Buradasınız
Kıdem Tazminatımıza Dokunma!
Siyasi iktidar, kıdem tazminatını bir fona aktarmak ve zamanla ortadan kaldırmak üzere yeniden harekete geçmiş bulunuyor. Ekonomi Bakanı Albayrak, kıdem tazminatını fona devretmekle kalmayacaklarını, BES’i de zorunlu hale getireceklerini açıkladı. Böylece kıdem tazminatı fona aktarılarak işçilerin iş güvencesi yok edilmek isteniyor.
Kıdem tazminatı işçi sınıfının en önemli kazanımlarından birini oluşturuyor. İşten atmaları zorlaştırmak için uzun yıllar mücadele veren işçi sınıfı, bu sayede kıdem tazminatı mekanizmasını patronlara kabul ettirmeyi başarmıştır.

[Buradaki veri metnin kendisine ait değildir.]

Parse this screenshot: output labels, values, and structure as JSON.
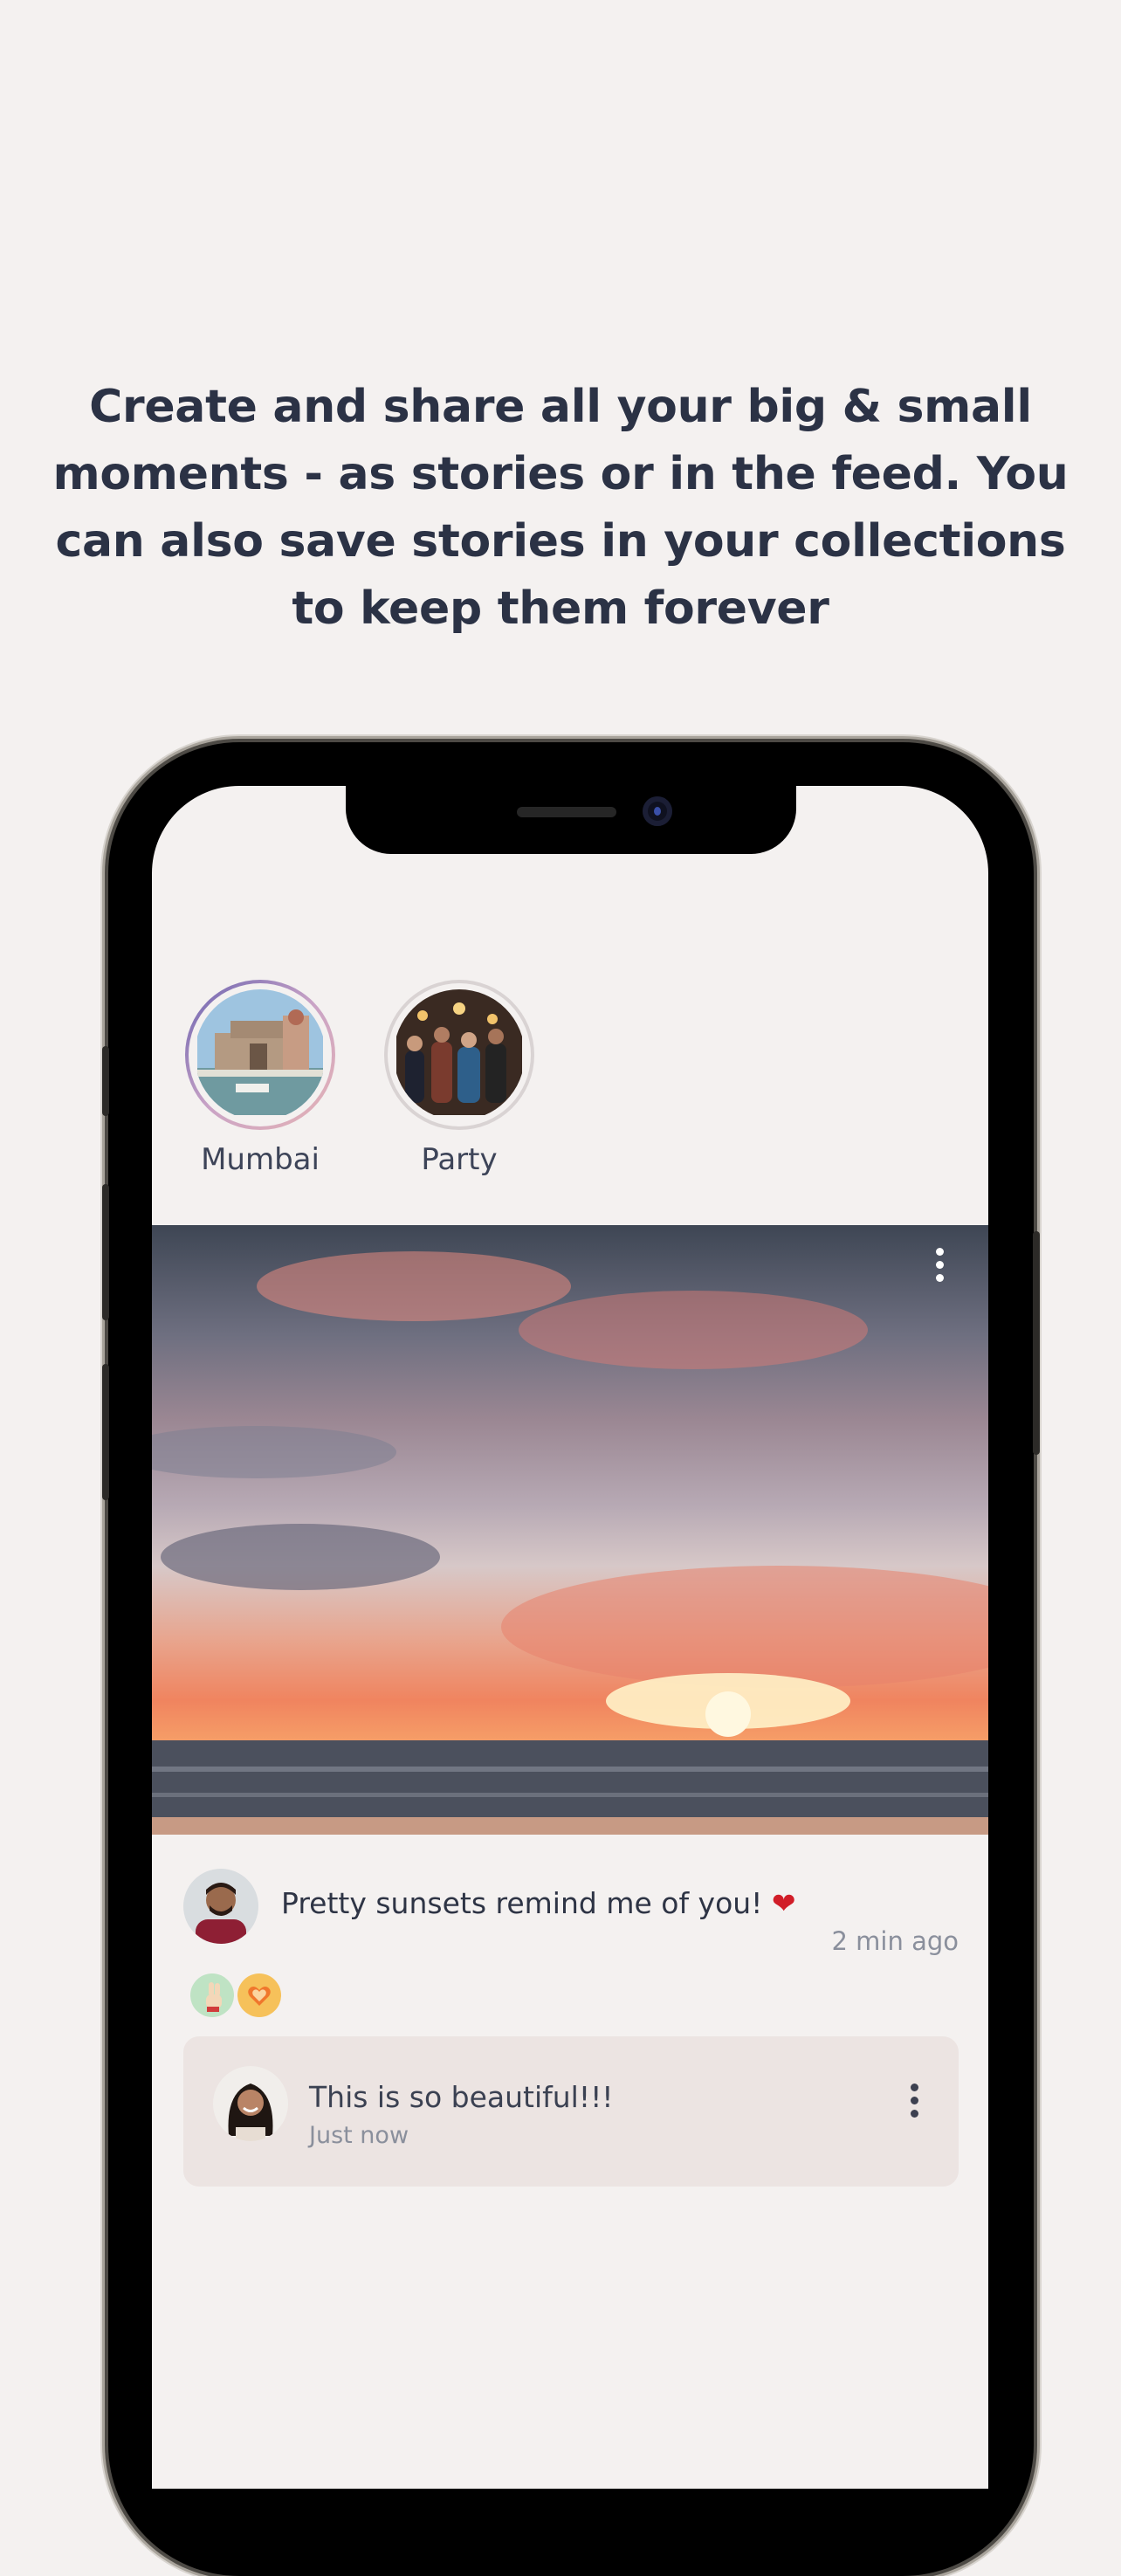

Yani kıdem tazminatı, patronların işçilere verdiği bir armağan değildir. İster ikramiye, ister prim, isterse yakacak ve giyecek gibi sosyal yardımlar olsun; bunların tamamı işçinin işgücü tutarının bir parçasıdır. İşçiye hangi biçim altında ödenirse ödensin bu değişmez. İşte bu nedenle kıdem tazminatı da işçinin işgücü tutarının içinde yer alır. Yani kıdem tazminatı işçinin ödenmemiş ücretinin bir parçasıdır.

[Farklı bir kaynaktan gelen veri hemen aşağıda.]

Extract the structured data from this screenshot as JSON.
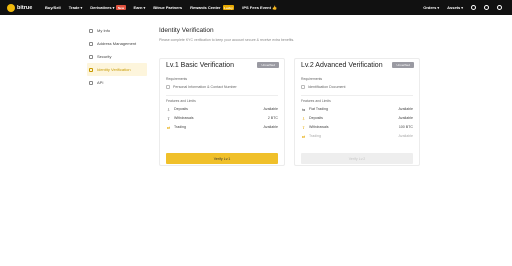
{
  "header": {
    "logo_text": "bitrue",
    "nav": [
      {
        "label": "Buy/Sell"
      },
      {
        "label": "Trade",
        "chevron": true
      },
      {
        "label": "Derivatives",
        "chevron": true,
        "badge": "New"
      },
      {
        "label": "Earn",
        "chevron": true
      },
      {
        "label": "Bitrue Partners"
      },
      {
        "label": "Rewards Center",
        "badge": "Lucky"
      },
      {
        "label": "IPS Fees Event 👍"
      }
    ],
    "right": {
      "orders": "Orders",
      "assets": "Assets"
    }
  },
  "sidebar": {
    "items": [
      {
        "label": "My Info"
      },
      {
        "label": "Address Management"
      },
      {
        "label": "Security"
      },
      {
        "label": "Identity Verification"
      },
      {
        "label": "API"
      }
    ],
    "active_index": 3
  },
  "page": {
    "title": "Identity Verification",
    "subtitle": "Please complete KYC verification to keep your account secure & receive extra benefits."
  },
  "cards": [
    {
      "title": "Lv.1 Basic Verification",
      "status": "Unverified",
      "requirements_label": "Requirements",
      "requirements": [
        "Personal Information & Contact Number"
      ],
      "features_label": "Features and Limits",
      "features": [
        {
          "label": "Deposits",
          "value": "Available",
          "icon": "deposit-icon"
        },
        {
          "label": "Withdrawals",
          "value": "2 BTC",
          "icon": "withdraw-icon"
        },
        {
          "label": "Trading",
          "value": "Available",
          "icon": "trading-icon"
        }
      ],
      "button": "Verify Lv.1"
    },
    {
      "title": "Lv.2 Advanced Verification",
      "status": "Unverified",
      "requirements_label": "Requirements",
      "requirements": [
        "Identification Document"
      ],
      "features_label": "Features and Limits",
      "features": [
        {
          "label": "Fiat Trading",
          "value": "Available",
          "icon": "fiat-icon"
        },
        {
          "label": "Deposits",
          "value": "Available",
          "icon": "deposit-icon"
        },
        {
          "label": "Withdrawals",
          "value": "100 BTC",
          "icon": "withdraw-icon"
        },
        {
          "label": "Trading",
          "value": "Available",
          "icon": "trading-icon"
        }
      ],
      "button": "Verify Lv.2"
    }
  ]
}
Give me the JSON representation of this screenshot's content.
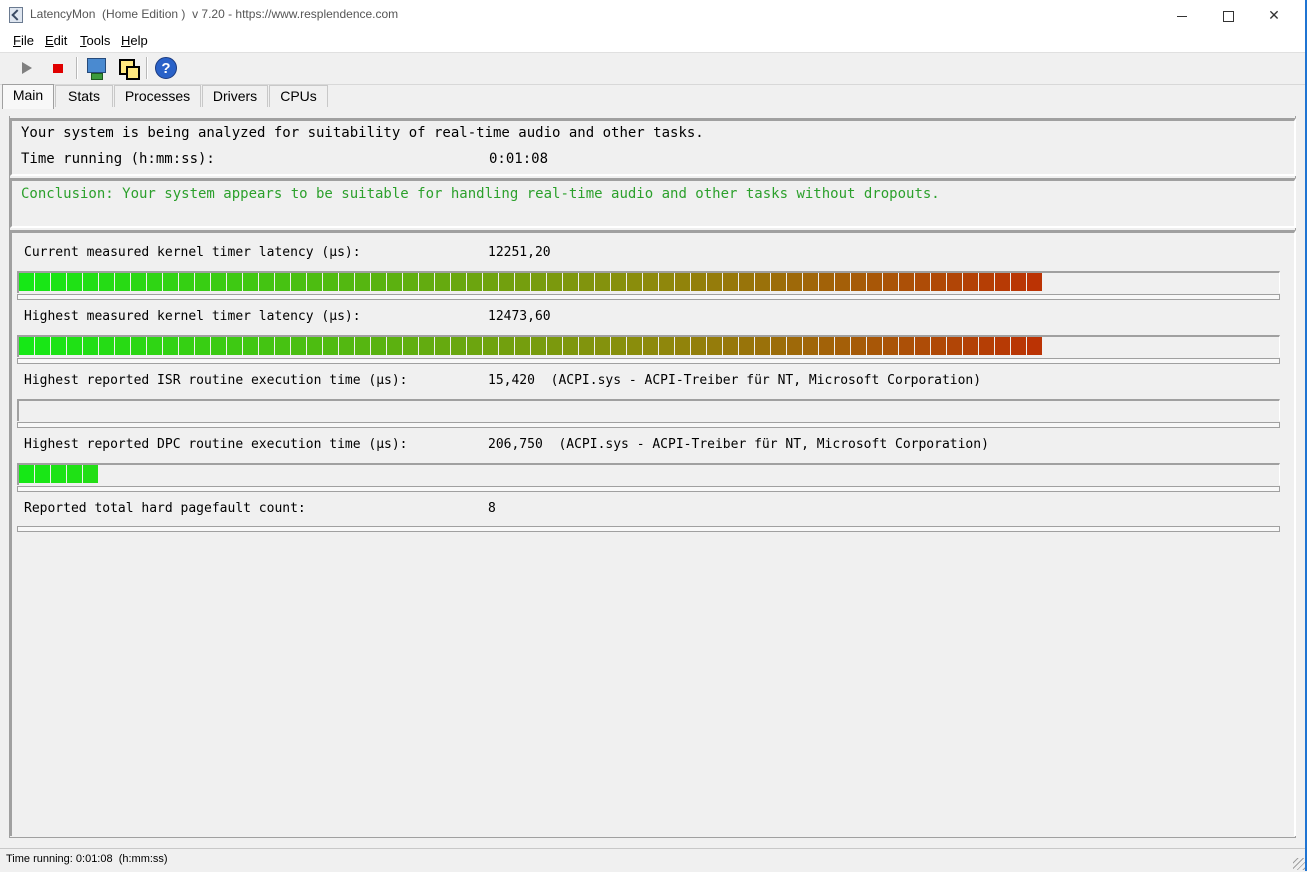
{
  "window": {
    "title": "LatencyMon  (Home Edition )  v 7.20 - https://www.resplendence.com",
    "close_glyph": "✕",
    "accent_color": "#1f74d2"
  },
  "menu": [
    "File",
    "Edit",
    "Tools",
    "Help"
  ],
  "toolbar": {
    "buttons": [
      "play-icon",
      "stop-icon",
      "monitor-icon",
      "windows-icon",
      "help-icon"
    ],
    "help_glyph": "?"
  },
  "tabs": [
    "Main",
    "Stats",
    "Processes",
    "Drivers",
    "CPUs"
  ],
  "active_tab": "Main",
  "analysis": {
    "status_line": "Your system is being analyzed for suitability of real-time audio and other tasks.",
    "time_label": "Time running (h:mm:ss):",
    "time_value": "0:01:08"
  },
  "conclusion": {
    "text": "Conclusion: Your system appears to be suitable for handling real-time audio and other tasks without dropouts.",
    "color": "#2ca02c"
  },
  "metrics": [
    {
      "label": "Current measured kernel timer latency (µs):",
      "value": "12251,20",
      "lit_segments": 64,
      "total_segments": 78
    },
    {
      "label": "Highest measured kernel timer latency (µs):",
      "value": "12473,60",
      "lit_segments": 64,
      "total_segments": 78
    },
    {
      "label": "Highest reported ISR routine execution time (µs):",
      "value": "15,420  (ACPI.sys - ACPI-Treiber für NT, Microsoft Corporation)",
      "lit_segments": 0,
      "total_segments": 78
    },
    {
      "label": "Highest reported DPC routine execution time (µs):",
      "value": "206,750  (ACPI.sys - ACPI-Treiber für NT, Microsoft Corporation)",
      "lit_segments": 5,
      "total_segments": 78
    },
    {
      "label": "Reported total hard pagefault count:",
      "value": "8",
      "lit_segments": 0,
      "total_segments": 0
    }
  ],
  "statusbar": {
    "text": "Time running: 0:01:08  (h:mm:ss)"
  }
}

Bir anlamda ücretin sonraya bırakılan ve içeride tutulan kısmını oluşturan kıdem tazminatının amacı, işçi için iş güvencesi oluşturmaktır. Böylece tazminat ödemek istemeyen patron işçiyi kolayca işten atamaz. İşten atılan ve kıdem tazminatını alan işçi ise, işsizlik döneminde geçinebileceği bir gelir elde etmiş olur. Ancak işçiler örgütlü olmadıkları ve haklarını bilmedikleri için, bu haktan çok az işçi yararlanabiliyor. AKP hükümeti ise, bu sonuçtan hareketle işçilerin iş güvencesine saldırıyor.
İktidara göre işçilerin yüzde 80’i kıdem tazminatı alamıyor ve fonla birlikte tüm işçiler kıdem tazminatı alacak. Oysa hükümetin derdi işçiler değil, sermaye için bir fon oluşturmaktır. Eğer hükümet gerçekten işçileri düşünüyorsa, o zaman sorunun çözümü çok kolaydır. Meselâ bizzat yaygınlaştırıp kalıcı hale getirdiği taşeronluk sistemini ve kiralık işçilik düzenlemesini yasaklayarak işe başlayabilir. Çünkü taşeronluk ve işçi kiralama sisteminde işçilerin bir yılı doldurmalarına ve kıdem tazminatına hak kazanmalarına izin verilmiyor. Keza tüm işçilerin kıdem tazminatı alabilmesi için çok basit bir düzenleme yeterlidir: Hükümet, kıdem tazminatına hak kazanmak için gerekli olan bir yıllık zorunlu süreyi kaldırabilir ve ayrıca tazminat ödemeyen patronlara ağır cezalar uygulayabilir.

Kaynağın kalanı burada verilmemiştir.